A concise summary of the explicit SI numbers is as follows:
| Model/result | WER |
|---|---|
| Signer-Invariant Conformer, dev | 7.31% |
| Signer-Invariant Conformer, test | 13.07% |
| Swin-MSTP, test | 26.6% |
| CNN-BiLSTM, test | 22.62% |
In the SignEval 2025 CSLR challenge, the team placed 4th in the SI task and 2nd in the US task, where the US result pertains to the paper’s separate Multi-Scale Fusion Transformer rather than to the Signer-Invariant Conformer (Haque et al., 12 Aug 2025). This distinction is important because the paper’s dual-architecture framework assigns different models to different failure modes: the Signer-Invariant Conformer addresses SI, whereas the Multi-Scale Fusion Transformer addresses Unseen-Sentences (US).
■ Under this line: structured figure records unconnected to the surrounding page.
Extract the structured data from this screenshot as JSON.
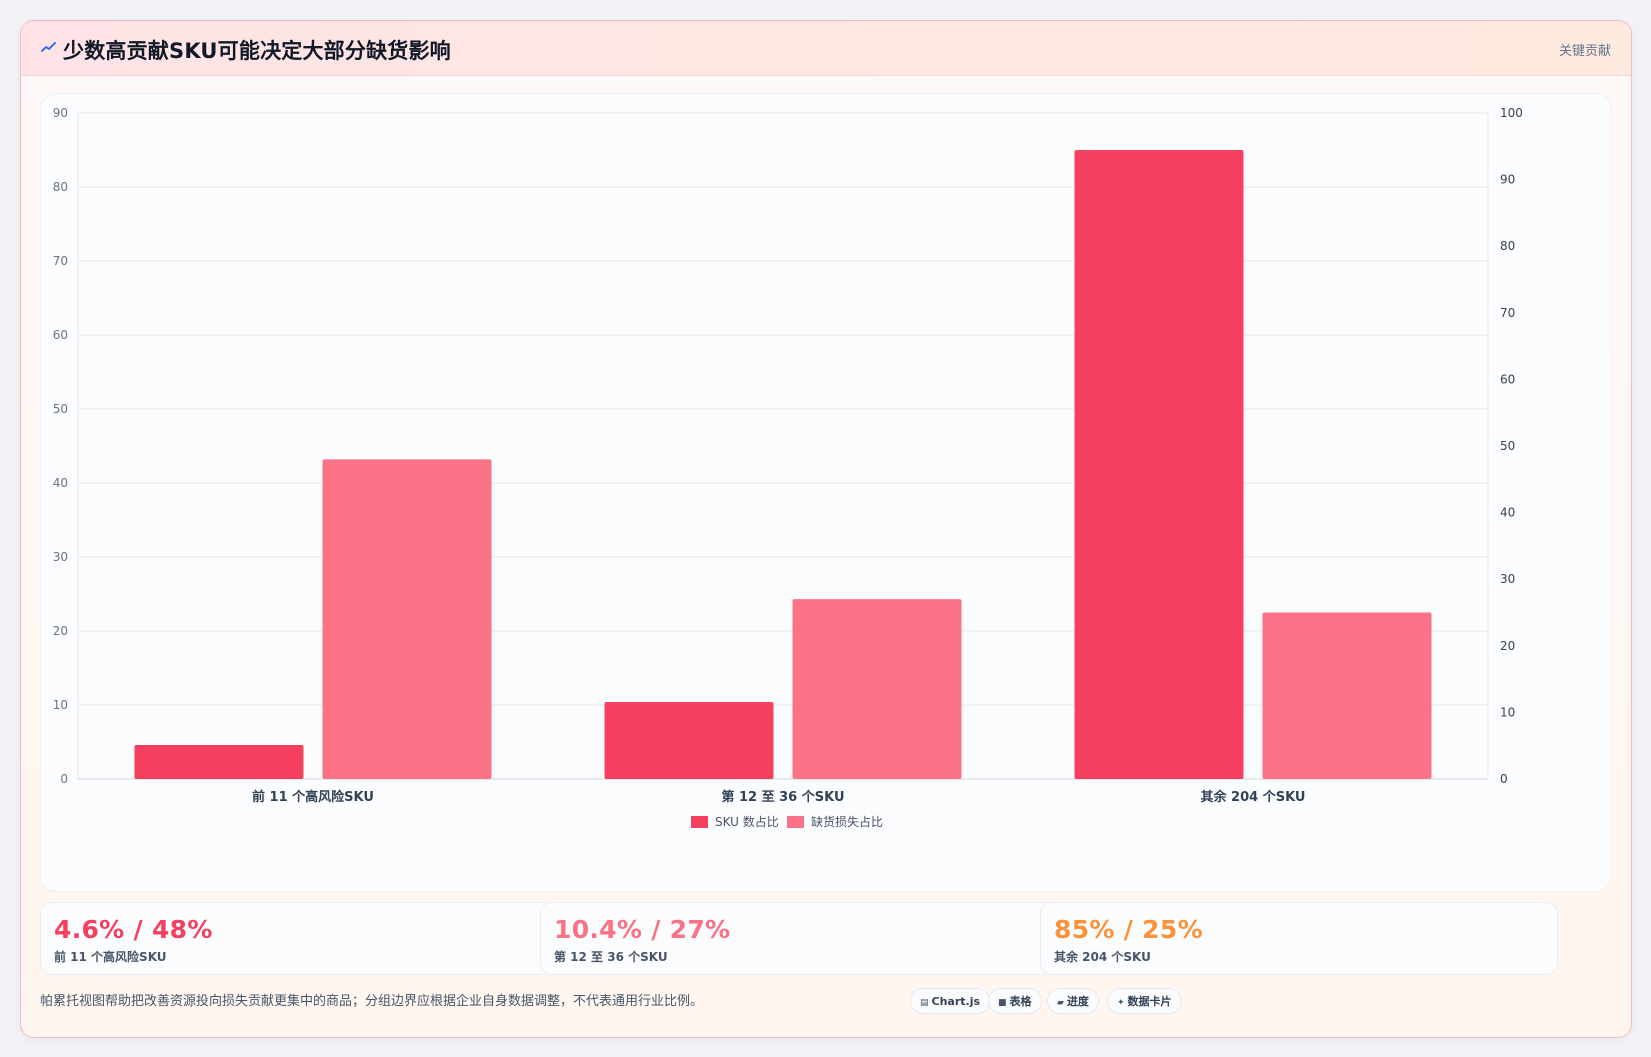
{
  "header": {
    "title": "少数高贡献SKU可能决定大部分缺货影响",
    "tag": "关键贡献",
    "icon": "trend-line-icon"
  },
  "colors": {
    "series_sku": "#f43f5e",
    "series_loss": "#fb7185",
    "accent_red": "#f43f5e",
    "accent_pink": "#fb7185",
    "accent_orange": "#fb923c"
  },
  "chart_data": {
    "type": "bar",
    "categories": [
      "前 11 个高风险SKU",
      "第 12 至 36 个SKU",
      "其余 204 个SKU"
    ],
    "series": [
      {
        "name": "SKU 数占比",
        "values": [
          4.6,
          10.4,
          85
        ],
        "axis": "left"
      },
      {
        "name": "缺货损失占比",
        "values": [
          48,
          27,
          25
        ],
        "axis": "right"
      }
    ],
    "ylim_left": [
      0,
      90
    ],
    "yticks_left": [
      0,
      10,
      20,
      30,
      40,
      50,
      60,
      70,
      80,
      90
    ],
    "ylim_right": [
      0,
      100
    ],
    "yticks_right": [
      0,
      10,
      20,
      30,
      40,
      50,
      60,
      70,
      80,
      90,
      100
    ],
    "grid": true,
    "legend": "bottom-center"
  },
  "stats": [
    {
      "value": "4.6% / 48%",
      "label": "前 11 个高风险SKU"
    },
    {
      "value": "10.4% / 27%",
      "label": "第 12 至 36 个SKU"
    },
    {
      "value": "85% / 25%",
      "label": "其余 204 个SKU"
    }
  ],
  "footer": {
    "note": "帕累托视图帮助把改善资源投向损失贡献更集中的商品；分组边界应根据企业自身数据调整，不代表通用行业比例。"
  },
  "chips": [
    {
      "icon": "▤",
      "label": "Chart.js"
    },
    {
      "icon": "■",
      "label": "表格"
    },
    {
      "icon": "▰",
      "label": "进度"
    },
    {
      "icon": "✦",
      "label": "数据卡片"
    }
  ]
}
The central claim made for the Signer-Invariant Conformer is that task-specific pose modeling can produce signer-invariant CSLR representations. More specifically, the model is claimed to be robust because it uses skeletal keypoints to remove irrelevant appearance variation, torso-based normalization to align scale and position, and joint local-global temporal modeling to improve generalization to unseen signers (Haque et al., 12 Aug 2025). The reported SI result is presented as empirical support for that claim.
At the same time, the paper does not report a formal component-wise ablation table for the Signer-Invariant Conformer. Consequently, the evidence for individual design choices is comparative rather than isolating. This suggests that the strongest conclusion supported by the reported data is about the effectiveness of the complete pose-based Conformer pipeline on Isharah-1000 SI CSLR, rather than about the independently quantified contribution of each architectural element.